Rabbiner Elijahu Tarantul betont, dass der Klang des Schofars ganz anders ist als der einer Trompete oder Posaune. "Posaune ist ein Menschenwerk, ein Instrument, das von der Herstellung viel mehr beeinflusst ist als ein Schofar. Ein Schofar ist so weit wie möglich naturbelassen. Die Posaune, die aus dem Metall entsteht, hat eine längere Technologiekette hinter sich. Die Posaune befindet sich weiter entfernt von der ursprünglichen Schöpfung als ein Schofar."
In vielen biblischen Geschichten wird immer dann Schofar geblasen, wenn man aufhorchen soll, weil etwas Wichtiges passiert. So schreibt der biblische Prophet Jesaja:
"Alle Bewohner des Erdkreises und die ihr auf Erden wohnt: Wenn ein Kriegsbanner auf den Bergen aufgepflanzt wird, so seht hin, und wenn man den Schofar bläst, so horcht auf!"
Symbolgehalt des Schofarhorns
Die meisten Schofaroth werden aus einem Widderhorn hergestellt, manche auch aus dem Horn einer Antilope. Doch eigentlich kann das Horn eines jeden koscheren Tieres verwendet werden. Mit einer Ausnahme: Das Horn eines Rindes ist verboten – denn es erinnert an die biblische Geschichte vom Goldenen Kalb.
Schofaroth aus dem Horn des Widders haben einen hohen Symbolgehalt. Sie erinnern an eine der bekanntesten antiken Erzählungen. Die Bibel berichtet im 1. Buch Mose davon, wie Abraham auf den Berg Moria hinaufsteigt. Er soll dort, auf Befehl Gottes, seinen Sohn Isaak opfern. Doch im letzten Moment nimmt die Geschichte eine unerwartete Wendung:
"Da rief der Engel des Herrn vom Himmel zu Abraham: ‚Lege deine Hand nicht an den Knaben und tue ihm nichts; denn nun weiß ich, dass du Gott fürchtest und hast deinen einzigen Sohn nicht verschont.‘ Da hob Abraham die Augen und sah, dass sich hinter ihm ein Widder mit seinen Hörnern in einer Hecke verfangen hatte. Abraham ging hin und nahm den Widder und opferte ihn als Brandopfer an seines Sohnes statt."

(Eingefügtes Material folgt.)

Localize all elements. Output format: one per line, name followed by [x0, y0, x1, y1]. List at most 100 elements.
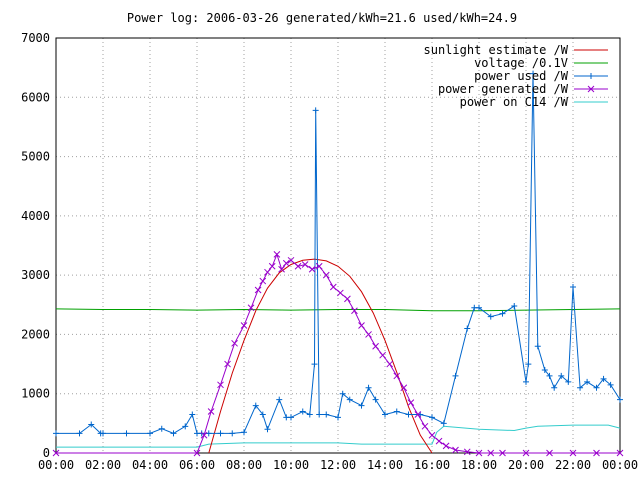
data-point — [452, 372, 459, 379]
series-0 — [208, 258, 433, 454]
data-point — [252, 402, 259, 409]
data-point — [372, 396, 379, 403]
data-point — [241, 429, 247, 436]
data-point — [189, 411, 196, 418]
data-point — [301, 261, 309, 268]
data-point — [593, 449, 600, 457]
data-point — [287, 256, 295, 264]
legend-label: power used /W — [474, 69, 569, 83]
data-point — [534, 343, 541, 350]
data-point — [299, 408, 306, 415]
data-point — [264, 426, 271, 433]
x-tick-label: 00:00 — [38, 458, 74, 472]
x-tick-label: 04:00 — [132, 458, 168, 472]
data-point — [259, 411, 266, 418]
data-point — [428, 431, 436, 439]
x-tick-label: 12:00 — [320, 458, 356, 472]
data-point — [329, 283, 337, 291]
data-point — [452, 446, 459, 454]
data-point — [76, 430, 83, 437]
data-point — [205, 430, 212, 437]
data-point — [511, 302, 518, 309]
data-point — [358, 402, 365, 409]
data-point — [393, 408, 400, 415]
data-point — [607, 381, 614, 388]
data-point — [386, 360, 394, 368]
data-point — [351, 307, 358, 315]
data-point — [231, 339, 238, 347]
data-point — [584, 378, 591, 385]
data-point — [616, 449, 624, 457]
data-point — [335, 414, 341, 421]
series-4 — [56, 424, 621, 448]
data-point — [344, 295, 351, 303]
data-point — [170, 430, 177, 437]
data-point — [407, 399, 415, 406]
x-tick-label: 16:00 — [414, 458, 450, 472]
series-3 — [52, 251, 624, 457]
data-point — [440, 420, 447, 427]
data-point — [476, 304, 482, 311]
data-point — [525, 361, 532, 368]
data-point — [182, 423, 189, 430]
data-point — [464, 325, 471, 332]
plot-area-border — [55, 37, 621, 454]
data-point — [147, 430, 153, 437]
legend-marker — [588, 73, 594, 79]
x-tick-label: 20:00 — [508, 458, 544, 472]
x-tick-label: 18:00 — [461, 458, 497, 472]
x-tick-label: 10:00 — [273, 458, 309, 472]
x-tick-label: 02:00 — [85, 458, 121, 472]
data-point — [276, 396, 283, 403]
series-line — [56, 73, 621, 434]
data-point — [288, 414, 294, 421]
legend-label: power on C14 /W — [460, 95, 569, 109]
data-point — [393, 372, 401, 380]
data-point — [600, 375, 607, 382]
data-point — [273, 251, 281, 258]
data-point — [247, 304, 255, 312]
data-point — [546, 449, 553, 457]
series-line — [56, 252, 620, 454]
data-point — [264, 268, 271, 276]
y-tick-label: 5000 — [21, 150, 50, 164]
x-tick-label: 00:00 — [602, 458, 638, 472]
data-point — [442, 442, 450, 450]
data-point — [339, 390, 346, 397]
series-2 — [53, 70, 623, 437]
data-point — [207, 408, 215, 415]
x-tick-label: 22:00 — [555, 458, 591, 472]
data-point — [323, 411, 330, 418]
series-line — [208, 258, 433, 454]
y-tick-label: 1000 — [21, 387, 50, 401]
data-point — [316, 411, 323, 418]
data-point — [88, 421, 95, 428]
data-point — [499, 449, 506, 457]
data-point — [372, 342, 379, 350]
data-point — [382, 411, 388, 418]
data-point — [282, 259, 290, 267]
data-point — [593, 384, 600, 391]
data-point — [546, 372, 553, 379]
y-tick-label: 7000 — [21, 31, 50, 45]
data-point — [306, 411, 313, 418]
data-point — [278, 265, 285, 273]
y-tick-label: 6000 — [21, 90, 50, 104]
data-point — [487, 449, 495, 457]
data-point — [551, 384, 558, 391]
data-point — [565, 378, 572, 385]
data-point — [523, 378, 529, 385]
data-point — [463, 448, 471, 456]
x-axis: 00:00 02:00 04:00 06:00 08:00 10:00 12:00 14:00… — [38, 458, 638, 472]
data-point — [365, 331, 372, 338]
data-point — [617, 396, 623, 403]
data-point — [435, 437, 443, 445]
data-point — [541, 367, 548, 373]
data-point — [193, 449, 201, 457]
legend-label: sunlight estimate /W — [424, 43, 569, 57]
x-tick-label: 06:00 — [179, 458, 215, 472]
data-point — [358, 322, 365, 329]
data-point — [499, 310, 506, 317]
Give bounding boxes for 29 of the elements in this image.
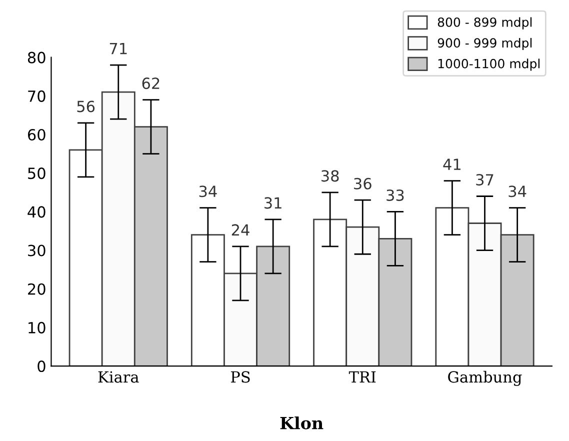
data-label: 41: [443, 158, 460, 170]
data-label: 71: [110, 43, 127, 54]
data-label: 62: [142, 78, 160, 90]
data-label: 31: [264, 197, 282, 209]
y-tick-label: 60: [28, 128, 46, 141]
data-label: 34: [508, 186, 526, 198]
x-tick-label: TRI: [348, 371, 376, 382]
x-axis-title: Klon: [280, 416, 324, 430]
y-tick-label: 40: [28, 206, 46, 218]
y-tick-label: 50: [28, 168, 46, 180]
y-tick-label: 0: [38, 360, 46, 372]
x-tick-label: PS: [230, 371, 250, 383]
data-label: 33: [386, 189, 404, 201]
y-tick-label: 30: [28, 244, 46, 256]
data-label: 56: [77, 100, 95, 112]
data-label: 34: [199, 186, 217, 198]
data-label: 24: [232, 224, 250, 236]
legend-label: 800 - 899 mdpl: [438, 17, 532, 30]
legend-label: 900 - 999 mdpl: [438, 38, 532, 50]
data-label: 38: [322, 170, 339, 182]
x-tick-label: Kiara: [98, 371, 139, 383]
data-label: 37: [476, 174, 494, 186]
y-tick-label: 10: [28, 322, 46, 334]
data-label: 36: [354, 178, 372, 190]
y-tick-label: 80: [28, 52, 46, 64]
x-tick-label: Gambung: [448, 370, 522, 386]
legend-label: 1000-1100 mdpl: [438, 58, 540, 71]
y-tick-label: 70: [28, 90, 46, 102]
y-tick-label: 20: [28, 283, 46, 295]
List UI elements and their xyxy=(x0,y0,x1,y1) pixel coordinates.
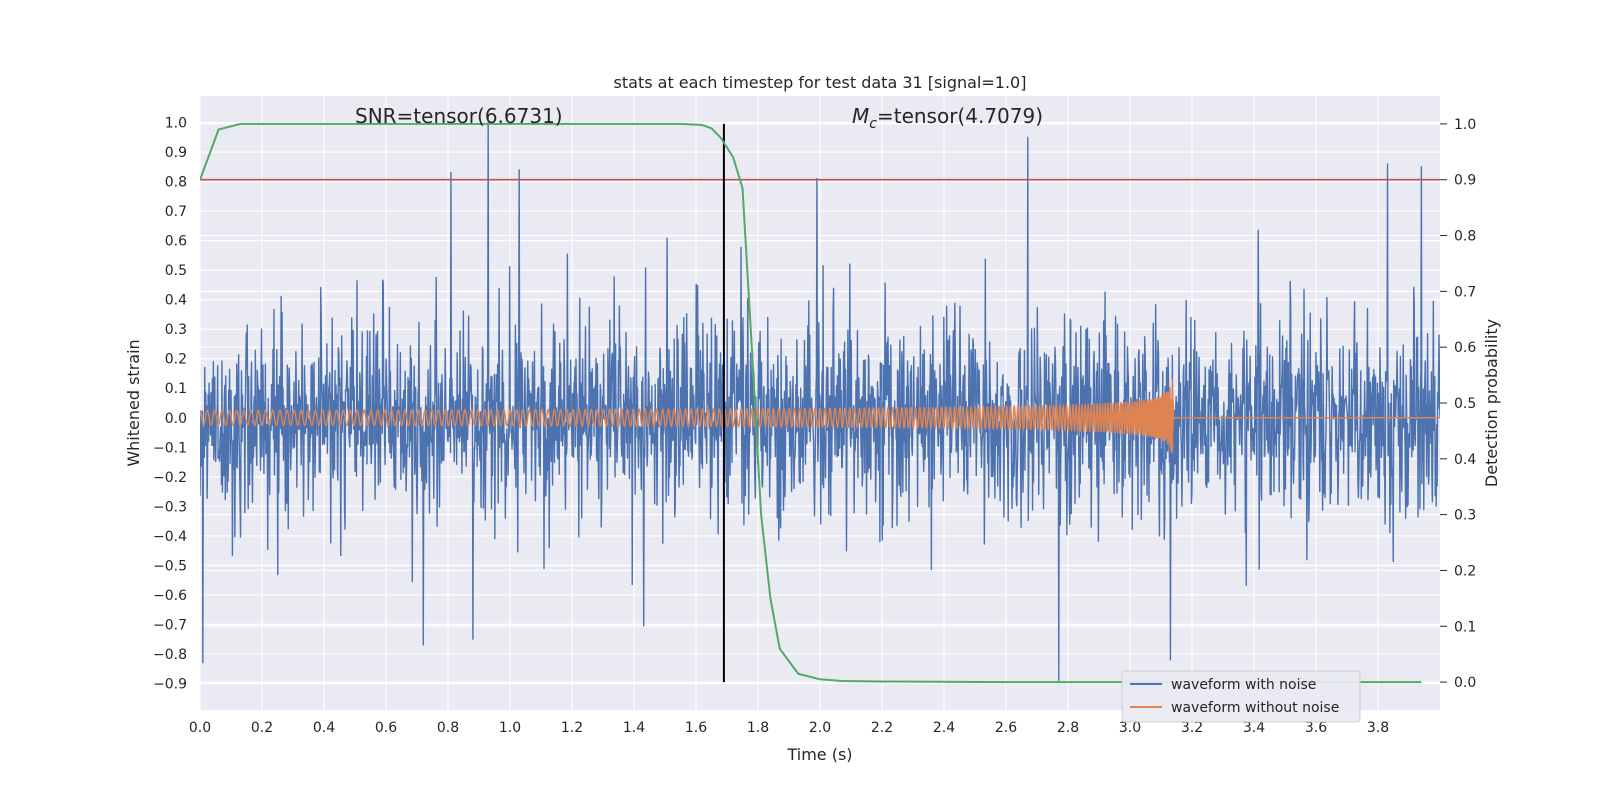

Der mittelalterliche jüdische Gelehrte Sa‘adja Ben Josef schreibt:
"Der Klang des Schofars erinnert an die Erschaffung der Welt. Er soll den Menschen berühren und ihn dazu bewegen, seine Verfehlungen zu bereuen. Zudem erinnert der Klang an die Zerstörung des Jerusalemer Tempels und an den Tag des Gerichts."
Außerdem heißt es, der Schall eines Schofars werde das Kommen des Messias ankündigen. Damit verbunden ist auch die Hoffnung, dass eines Tages alle Toten auferstehen.
Dieser Beitrag ist in seiner Langfassung als Feature erstmals am 17.07.2019 in der Reihe "Aus Religion und Gesellschaft" erschienen.